Unnamed: 0,name,iso,entity_type,country,GICS_Sector_Name,GICS_Sub_Industry_Name,account_id,target_year,raw_commitment,target_scope,...,total_scope1_emissions,ghg_emissions_inventory_year,total_scope2_emissions_market_based,total_scope2_emissions_location_based,total_scope3_emissions,net_zero,data_source,revenue,employees,revenue_units
0,A2A,ITA,Company,Italy,"Energy utility networks, Non-energy utilities,...",Power generation,87.0,2023.0,A2A has set specific goals to help reduce the ...,,...,,,,,,0,CDPCompanies2019,,,USD$ M
1,A2A,ITA,Company,Italy,"Energy utility networks, Non-energy utilities,...",Power generation,87.0,2023.0,The definitive project will see the replacemen...,,...,,,,,,0,CDPCompanies2019,,,USD$ M
2,A2A,ITA,Company,Italy,"Energy utility networks, Non-energy utilities,...",Power generation,87.0,2023.0,A2A has set specific goals to develop solution...,,...,,,,,,0,CDPCompanies2019,,,USD$ M
3,A2A,ITA,Company,Italy,"Energy utility networks, Non-energy utilities,...",Power generation,87.0,2023.0,A2A evaluate the natural gas dispersed from ro...,,...,,,,,,0,CDPCompanies2019,,,USD$ M
4,A2A,ITA,Company,Italy,"Energy utility networks, Non-energy utilities,...",Power generation,87.0,2030.0,In a process of setting a target for decarboni...,Scope 1,...,7491395.0,2018-12-31,109807.0,Question not applicable,,1,CDPCompanies2019,,,USD$ M


In [3]:
# Get the names for scraping 
company_names = cdp[['name', 'iso', 'entity_type', 'country']]
company_names = company_names.drop_duplicates()
company_names.head()

Unnamed: 0,name,iso,entity_type,country
0,A2A,ITA,Company,Italy
10,ABN Amro Holding,NLD,Company,Netherlands
15,AccorHotels,FRA,Company,France
17,ADLER & ALLAN,GBR,Company,United Kingdom
19,"Adobe, Inc.",USA,Company,United States of America


#### Set up Driver for scraper

Because the data we need is also hidden behind a paywall (which NUS/YNC Accounts have access to), we need to login to our student/staff account for the scraper to work 

This part of the code sets up the driver for that. 



In [13]:
# To use chrome, will need to ensure that chromedriver is in the path
driver = webdriver.Chrome()
driver.get("https://linc.nus.edu.sg/record=b2679651")
elem = driver.find_element_by_link_text("D&B Hoovers (formerly known as D&B Business Browser)")
elem.send_keys(Keys.RETURN)

In [313]:
# Enter your username and password here to send over selenium, or alt tab over to the opened browser to key in manually
username = "test"
password = "test"

In [309]:
# Work in progress - better to sign in manually
#user = driver.find_element_by_name("user")
#pw = driver.find_element_by_name("pass")

#user.send_keys(username)
#pw.send_keys(password)

#driver.find_element_by_css_selector("input[type='submit']").click()

### Start Scraping 

After signing in, we can start searching for companies and scraping data.

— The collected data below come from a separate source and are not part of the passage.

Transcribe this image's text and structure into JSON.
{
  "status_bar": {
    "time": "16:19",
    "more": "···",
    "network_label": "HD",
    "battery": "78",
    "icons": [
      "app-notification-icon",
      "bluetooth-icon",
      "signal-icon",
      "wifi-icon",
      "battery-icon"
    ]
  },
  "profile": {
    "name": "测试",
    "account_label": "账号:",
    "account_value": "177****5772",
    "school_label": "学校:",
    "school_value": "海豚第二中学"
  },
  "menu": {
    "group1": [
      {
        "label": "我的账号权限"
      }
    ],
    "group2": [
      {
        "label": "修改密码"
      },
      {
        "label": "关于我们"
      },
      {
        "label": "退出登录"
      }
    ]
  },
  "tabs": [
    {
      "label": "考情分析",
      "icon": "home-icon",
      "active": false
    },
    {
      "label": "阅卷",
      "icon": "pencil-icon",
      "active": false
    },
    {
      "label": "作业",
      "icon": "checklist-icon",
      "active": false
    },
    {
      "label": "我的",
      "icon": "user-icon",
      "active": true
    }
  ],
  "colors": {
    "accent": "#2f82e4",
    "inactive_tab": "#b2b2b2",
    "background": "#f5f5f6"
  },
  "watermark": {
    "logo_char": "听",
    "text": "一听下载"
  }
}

We start with writing some helper functions to get the data from the page, use those helper functions to parse the different pages and get the data we want.


In [5]:
# def login_check(url):
    
def get_actor(container):
    # Get soup
    soup = BeautifulSoup(container.get_attribute('outerHTML'), 'lxml')
    # Name, sector, and location are in every actor, so no need for checks 
    name = soup.find(attrs={'class':'clickable'}).text
    sector = soup.find(attrs={'class':'large-black-text'}).text
    location = re.sub('\s', '', soup.find(attrs={'class':'location'}).text)
    # For the others (revenue, employees, etc.) it is not guaranteed the data is present
    # so need to check 
    if soup.find(attrs={'class':'sales black'}) is not None:
        revenue = soup.find(attrs={'class':'sales black'}).text.replace('\n\xa0\n\n', '')
    else:
        revenue = 'NA'
    labels = []
    for label in soup.find_all(attrs={'class': 'data-label'}):
        labels.append(re.sub('\n|\xa0|  |•', '', label.text))
    labels = '; '.join(labels)
    # Now check for the different fields in labels and scrape whatever we can find 
    # Check for employees and assets 
    if bool(re.search("Employees \(This Site\)", labels)):
        employees_local = re.sub(".*?Employees \(This Site\):([0-9,\\.kMB]+).*", '\\1', labels)
    else:
        employees_local = 'NA'
    if bool(re.search("Employees \(All Sites\)", labels)):
        employees_all = re.sub(".*?Employees \(All Sites\):([0-9,\\.kMB]+).*", '\\1', labels)
    else:
        employees_all = 'NA'
    if bool(re.search("Assets", labels)):
        assets = re.sub(".*?Assets:([0-9\\.MB]+).*", '\\1', labels)
    else: 
        assets = 'NA'
            
    actor_data = pd.DataFrame({'name':name, 'sector':sector, 'location':location,
                               'revenue':revenue, 'employees_local':employees_local,
                               'employees_all': employees_all, 'assets':assets},
                             index = [0])
    return actor_data

In [6]:
def get_page(url):
    driver.get(url)
    time.sleep(5)
    # Parse info on page
    # Check if any results returned first 
    num_results = driver.find_elements_by_class_name('js-total-results.total-count-number')[0].text
    if int(num_results.replace(',', '')) == 0:
        return
    actors = driver.find_elements_by_class_name('container-fluid')
    df = []
    for actor in actors:
        df.append(get_actor(actor))
    return(df)

### Main Scraping loop 

Incorporate error handling so that not everything breaks if there are any errors. 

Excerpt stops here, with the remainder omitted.